Muito distante do desejável para uma sociedade que atingiu o ponto de saturação na convivência com  serviços  insuficientes e de baixa qualidade. O ponto é: como Marina que supostamente herdou os votos dessa insatisfação, pretende lidar com assimetrias descomunais, apoiada na defesa algo deslumbrada,  tosca e jejuna, do ‘tripé’?
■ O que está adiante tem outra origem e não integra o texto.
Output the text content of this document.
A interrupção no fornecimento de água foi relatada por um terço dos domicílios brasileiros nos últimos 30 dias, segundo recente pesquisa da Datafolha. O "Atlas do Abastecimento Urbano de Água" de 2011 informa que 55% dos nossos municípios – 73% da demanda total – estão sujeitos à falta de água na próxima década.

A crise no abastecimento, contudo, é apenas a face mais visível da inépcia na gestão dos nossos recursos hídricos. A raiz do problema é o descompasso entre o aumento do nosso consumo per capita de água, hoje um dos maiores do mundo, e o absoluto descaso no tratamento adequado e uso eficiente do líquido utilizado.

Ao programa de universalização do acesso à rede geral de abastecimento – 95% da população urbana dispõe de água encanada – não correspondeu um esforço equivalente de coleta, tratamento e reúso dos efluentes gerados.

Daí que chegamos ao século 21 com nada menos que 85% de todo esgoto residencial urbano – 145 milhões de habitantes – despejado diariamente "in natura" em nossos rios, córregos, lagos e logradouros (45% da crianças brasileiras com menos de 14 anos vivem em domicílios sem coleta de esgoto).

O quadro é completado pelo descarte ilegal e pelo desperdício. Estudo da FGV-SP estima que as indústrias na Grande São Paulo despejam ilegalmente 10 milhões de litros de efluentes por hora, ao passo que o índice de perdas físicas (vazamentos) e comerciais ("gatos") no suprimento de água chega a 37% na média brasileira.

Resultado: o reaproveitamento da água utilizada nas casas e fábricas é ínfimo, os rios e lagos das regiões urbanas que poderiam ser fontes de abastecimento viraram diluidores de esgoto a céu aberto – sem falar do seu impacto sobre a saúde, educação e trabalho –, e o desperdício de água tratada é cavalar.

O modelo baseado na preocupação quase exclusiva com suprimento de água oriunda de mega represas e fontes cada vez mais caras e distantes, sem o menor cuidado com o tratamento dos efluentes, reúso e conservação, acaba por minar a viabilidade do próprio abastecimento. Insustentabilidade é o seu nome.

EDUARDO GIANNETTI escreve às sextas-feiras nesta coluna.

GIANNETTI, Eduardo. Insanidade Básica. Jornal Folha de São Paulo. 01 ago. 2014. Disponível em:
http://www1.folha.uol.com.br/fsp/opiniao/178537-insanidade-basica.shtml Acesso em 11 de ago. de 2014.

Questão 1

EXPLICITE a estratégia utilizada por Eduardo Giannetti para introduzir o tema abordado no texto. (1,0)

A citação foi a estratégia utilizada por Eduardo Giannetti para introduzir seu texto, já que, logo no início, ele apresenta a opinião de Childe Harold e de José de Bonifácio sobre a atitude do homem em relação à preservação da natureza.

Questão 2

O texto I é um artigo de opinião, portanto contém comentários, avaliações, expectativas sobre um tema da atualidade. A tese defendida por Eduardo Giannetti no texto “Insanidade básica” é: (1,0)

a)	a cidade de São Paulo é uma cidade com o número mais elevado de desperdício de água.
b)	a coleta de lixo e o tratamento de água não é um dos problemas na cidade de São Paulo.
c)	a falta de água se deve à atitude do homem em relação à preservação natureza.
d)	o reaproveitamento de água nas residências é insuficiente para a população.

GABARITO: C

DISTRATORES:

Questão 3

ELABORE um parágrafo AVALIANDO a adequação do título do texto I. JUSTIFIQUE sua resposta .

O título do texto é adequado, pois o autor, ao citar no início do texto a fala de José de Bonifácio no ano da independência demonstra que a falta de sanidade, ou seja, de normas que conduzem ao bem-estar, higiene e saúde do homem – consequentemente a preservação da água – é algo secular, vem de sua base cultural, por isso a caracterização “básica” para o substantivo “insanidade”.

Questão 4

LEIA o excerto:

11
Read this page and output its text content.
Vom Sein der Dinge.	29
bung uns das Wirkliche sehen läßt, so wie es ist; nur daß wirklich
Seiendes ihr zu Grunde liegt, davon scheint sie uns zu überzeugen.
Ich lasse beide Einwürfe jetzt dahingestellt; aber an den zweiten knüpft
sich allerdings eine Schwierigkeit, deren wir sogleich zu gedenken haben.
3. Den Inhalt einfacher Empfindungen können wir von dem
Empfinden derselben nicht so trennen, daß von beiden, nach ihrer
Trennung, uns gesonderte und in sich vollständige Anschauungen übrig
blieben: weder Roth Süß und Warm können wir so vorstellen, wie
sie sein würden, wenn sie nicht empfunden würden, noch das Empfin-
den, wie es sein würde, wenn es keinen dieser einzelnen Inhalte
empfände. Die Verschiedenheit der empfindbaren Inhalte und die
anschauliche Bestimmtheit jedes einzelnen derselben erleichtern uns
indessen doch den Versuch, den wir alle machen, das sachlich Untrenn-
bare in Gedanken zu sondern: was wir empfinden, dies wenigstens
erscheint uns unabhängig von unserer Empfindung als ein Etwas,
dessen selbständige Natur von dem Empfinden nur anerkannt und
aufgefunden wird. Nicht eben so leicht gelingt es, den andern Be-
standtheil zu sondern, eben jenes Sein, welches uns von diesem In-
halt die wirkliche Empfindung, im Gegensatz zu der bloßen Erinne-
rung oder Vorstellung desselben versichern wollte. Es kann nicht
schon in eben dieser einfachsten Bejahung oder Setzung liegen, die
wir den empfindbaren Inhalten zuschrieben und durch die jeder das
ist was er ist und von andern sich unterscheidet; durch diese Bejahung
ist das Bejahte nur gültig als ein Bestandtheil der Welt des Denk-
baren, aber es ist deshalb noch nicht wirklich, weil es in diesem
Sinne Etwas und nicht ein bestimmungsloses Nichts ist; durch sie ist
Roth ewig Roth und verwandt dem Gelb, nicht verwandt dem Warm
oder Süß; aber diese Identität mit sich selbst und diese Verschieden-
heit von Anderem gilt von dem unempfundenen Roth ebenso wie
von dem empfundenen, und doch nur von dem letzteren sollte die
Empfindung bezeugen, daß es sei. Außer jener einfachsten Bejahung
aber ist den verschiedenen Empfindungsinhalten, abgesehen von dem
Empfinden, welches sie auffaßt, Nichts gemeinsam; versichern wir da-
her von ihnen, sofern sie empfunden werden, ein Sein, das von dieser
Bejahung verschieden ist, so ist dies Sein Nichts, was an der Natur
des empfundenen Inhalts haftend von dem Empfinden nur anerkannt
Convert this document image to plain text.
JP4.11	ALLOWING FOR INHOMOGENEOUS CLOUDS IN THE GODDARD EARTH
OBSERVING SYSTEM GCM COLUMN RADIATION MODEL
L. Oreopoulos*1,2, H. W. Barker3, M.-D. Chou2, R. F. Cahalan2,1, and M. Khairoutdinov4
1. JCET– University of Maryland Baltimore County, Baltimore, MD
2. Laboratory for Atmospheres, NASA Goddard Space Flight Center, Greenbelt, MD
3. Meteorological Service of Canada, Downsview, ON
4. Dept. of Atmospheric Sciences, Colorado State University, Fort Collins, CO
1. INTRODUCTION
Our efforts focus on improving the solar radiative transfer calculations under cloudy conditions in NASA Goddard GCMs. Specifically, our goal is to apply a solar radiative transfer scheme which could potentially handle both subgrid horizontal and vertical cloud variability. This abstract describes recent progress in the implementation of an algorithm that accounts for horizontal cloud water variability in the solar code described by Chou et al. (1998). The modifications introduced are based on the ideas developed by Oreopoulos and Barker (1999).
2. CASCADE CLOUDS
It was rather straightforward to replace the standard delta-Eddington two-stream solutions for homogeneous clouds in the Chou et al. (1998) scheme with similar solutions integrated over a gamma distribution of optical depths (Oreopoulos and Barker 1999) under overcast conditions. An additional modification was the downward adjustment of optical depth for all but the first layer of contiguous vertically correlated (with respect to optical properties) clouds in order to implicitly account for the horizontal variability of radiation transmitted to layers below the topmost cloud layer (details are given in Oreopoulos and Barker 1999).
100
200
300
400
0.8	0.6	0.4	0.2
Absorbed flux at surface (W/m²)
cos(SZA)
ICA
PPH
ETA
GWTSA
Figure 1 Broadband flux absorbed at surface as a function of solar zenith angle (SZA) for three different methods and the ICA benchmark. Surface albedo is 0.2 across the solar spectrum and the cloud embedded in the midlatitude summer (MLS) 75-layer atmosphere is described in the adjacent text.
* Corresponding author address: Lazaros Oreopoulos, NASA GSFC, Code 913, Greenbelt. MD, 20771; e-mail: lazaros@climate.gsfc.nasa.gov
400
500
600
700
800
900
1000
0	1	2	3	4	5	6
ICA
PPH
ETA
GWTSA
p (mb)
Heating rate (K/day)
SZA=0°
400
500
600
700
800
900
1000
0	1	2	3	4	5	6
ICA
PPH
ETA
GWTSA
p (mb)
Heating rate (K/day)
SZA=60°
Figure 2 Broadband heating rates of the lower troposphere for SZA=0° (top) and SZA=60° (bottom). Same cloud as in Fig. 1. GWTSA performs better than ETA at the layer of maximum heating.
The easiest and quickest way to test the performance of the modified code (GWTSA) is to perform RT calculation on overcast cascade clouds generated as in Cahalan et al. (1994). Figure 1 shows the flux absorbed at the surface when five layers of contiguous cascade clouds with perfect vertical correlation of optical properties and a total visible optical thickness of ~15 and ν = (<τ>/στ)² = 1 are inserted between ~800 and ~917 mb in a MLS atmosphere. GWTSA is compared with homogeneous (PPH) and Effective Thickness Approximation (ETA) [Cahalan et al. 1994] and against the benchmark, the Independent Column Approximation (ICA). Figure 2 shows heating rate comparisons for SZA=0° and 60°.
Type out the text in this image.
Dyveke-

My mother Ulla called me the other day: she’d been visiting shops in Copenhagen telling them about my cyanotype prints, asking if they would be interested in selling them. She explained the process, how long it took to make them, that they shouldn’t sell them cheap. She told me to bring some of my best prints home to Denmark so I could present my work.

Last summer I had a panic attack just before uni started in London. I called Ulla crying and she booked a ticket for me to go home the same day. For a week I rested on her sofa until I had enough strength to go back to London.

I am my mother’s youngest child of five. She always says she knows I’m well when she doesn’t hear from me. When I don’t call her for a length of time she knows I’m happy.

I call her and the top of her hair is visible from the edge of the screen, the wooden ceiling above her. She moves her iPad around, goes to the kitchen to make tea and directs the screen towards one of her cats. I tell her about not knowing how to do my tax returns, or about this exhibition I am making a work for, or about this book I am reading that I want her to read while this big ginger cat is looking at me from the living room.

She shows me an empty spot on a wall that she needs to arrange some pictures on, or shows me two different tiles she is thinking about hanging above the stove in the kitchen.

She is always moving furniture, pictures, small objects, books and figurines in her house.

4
“Se o tripé ficou comprometido, é preciso restaurá-lo”, sentenciou quase blasé  aos clientes embasbacados do Credit Suisse. Ao abraçar a utopia neoliberal Marina aspira ser uma pluma imune ao atrito que contrapõe os interesses populares aos da elite brasileira. Exerce na verdade o surrado papel da bigorna histórica, sobre a qual amplos interesses são submetidos  aos golpes da marreta impiedosa do dinheiro.

Para isso está sendo cevada. Ao que parece, tomou gosto pela ração. E já ensaia comer sozinha.